Vous y parlez de la colère des femmes, que vous décrivez comme le lourd héritage de systèmes créés par et pour les hommes, mais aussi d’une éducation et d’une culture qui travaillent de concert pour rappeler aux femmes où est « leur place ». Est-il possible, à votre avis, de « désapprendre » ces structures? De s’émanciper d’une culture qui est si profondément ancrée en chacun·e de nous?
Pour moi, l’avancée des femmes dans notre société demeure confinée à la sphère politique. Comme si tout le problème relevait de la parité dans les tours à bureaux. Bien sûr, on avance dans le bon sens, mais pour moi la guerre se joue ailleurs. Je m’intéresse aux non-dits, aux regards qui nous traversent dans les salles de réunions, aux hommes dont les amantes n’existent que pour les mettre en valeur et pour qui l’amour est une chose à prendre.
Je ne suis pas là pour dire aux femmes qu’il est possible ou non de désapprendre une culture qui les anéantit. Tout ce que je sais, c’est que mon apprentissage de jeune fille des années 1990, d’une décennie qui a été d’une violence et d’une haine inouïes à l’égard des femmes, je ne vais jamais m’en départir. J’arrive aujourd’hui à lire les événements qui m’ont façonnée avec un regard critique, mais je ne crois pas pouvoir me débarrasser de mon éducation. Deux versions de moi cohabitent et se font bataille.
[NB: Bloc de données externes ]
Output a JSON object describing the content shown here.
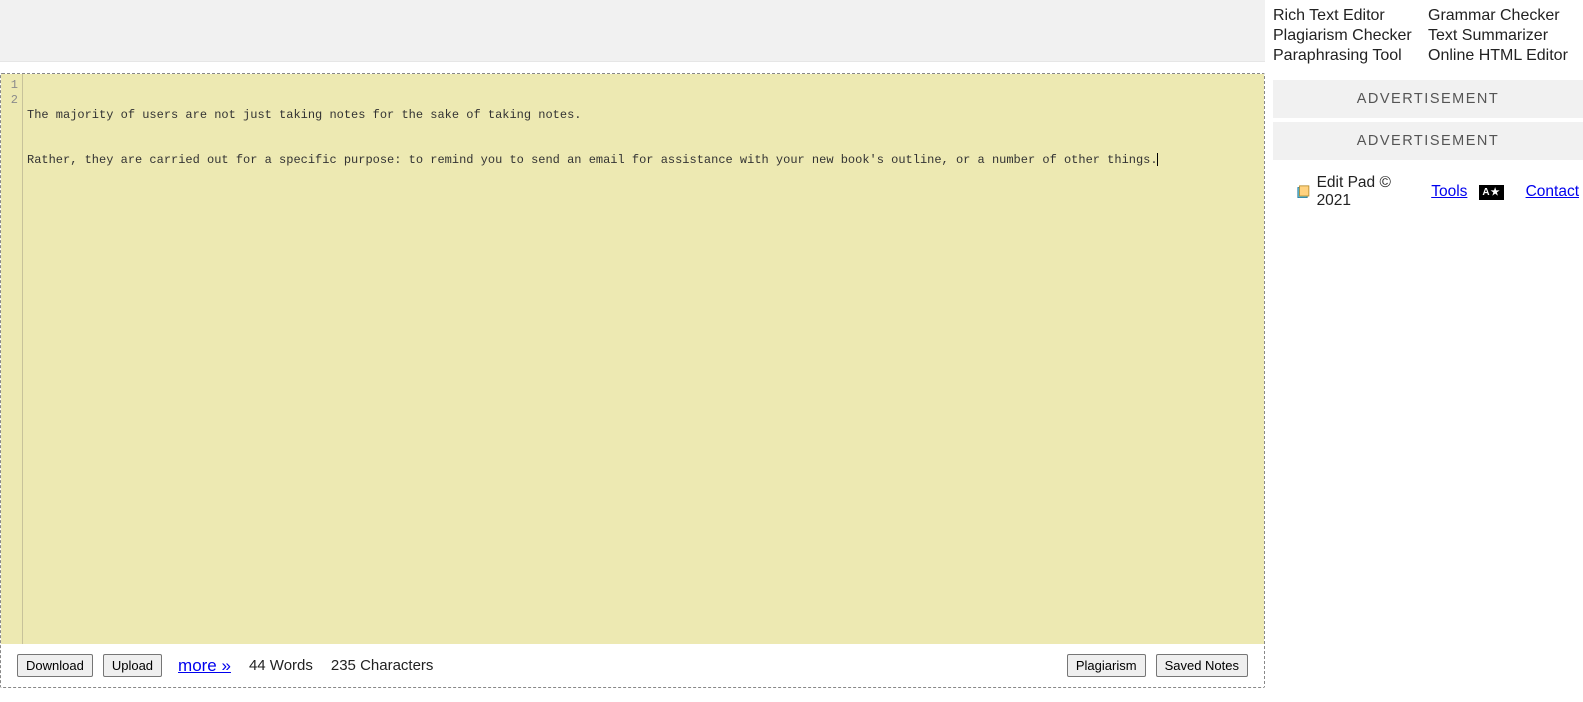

L’entassement de mes expériences et de tout ce qui m’habite, c’était pour moi l’unique manière d’exprimer ma colère.
Extrait de l’entretien
La difficulté de ce « désapprentissage » rend pratiquement impossible de vous conformer pleinement, ou parfaitement, aux idéaux féministes qui vous animent. Dans votre livre, vous affirmez que cette position est intenable. Existe-t-il une « bonne » et une « mauvaise » féministe?
La sortie de Daddy Issues et ce que certaines femmes m’en ont dit m’ont fait réfléchir à ce qu’on attend d’une féministe. Cette idée qu’une jeune femme puisse être la maîtresse d’un homme marié, vivre l’amour dans un état de soumission absolue et vouer son existence à l’attente d’un homme avait provoqué plus de réactions que je l’avais imaginé. La lecture qu’on en faisait, me semblait-il, en disait davantage sur notre monde que sur mon personnage. Comme si cette tare qu’elle avait se transmettait à tout son sexe. Son imperfection faisait d’elle une mauvaise féministe.
Pour moi, il n’y a pas de bonnes et de mauvaises féministes, bien sûr, mais force est d’admettre qu’il y a une ligne de conduite à adopter pour se réclamer du féminisme… C’est ce que j’ai voulu explorer dans L’Été de la colère : le droit qu’ont les femmes d’exister autant que les hommes. Il y a dans le récit cette guerre intérieure de la narratrice qui revendique le droit d’appartenir à un féminisme qui la rejette, tout en continuant de pourchasser le désamour des hommes et de participer à une culture d’érotisation. On m’a parlé de ces contradictions apparentes. C’est pour moi la chose la plus naturelle au monde d’être aux prises avec une culture qui nous a mis au monde.
Vous convoquez dans L’Été de la colère toute une sororité – des écrivaines, mais pas seulement – que vous qualifiez, empruntant l’expression de Mona Chollet, de « sorcières modernes ». Qu’ont en commun Virginia Woolf et Monica Lewinsky, Annie Ernaux et Britney Spears, Anita Hill et Emma Bovary? Et vous, Elizabeth Lemay, qu’avez-vous en commun avec elles?
La sorcière moderne, c’est une forme de désobéissance. Il n’y a pas une façon d’y appartenir, et je m’abstiendrai de l’enfermer dans une définition stagnante. Elle est toute femme qui s’affranchit et se dérobe au rôle qu’on lui a attribué. Dans L’Été de la colère, je fais le portrait des femmes de ma génération qu’on a vidées de leur humanité pour en faire des événements et les tourner en dérision. Chacune à sa façon, elles disent une chose que l’on craint des femmes. Je me réclame de chacune d’entre elles, de leur manière de nager à contre-courant.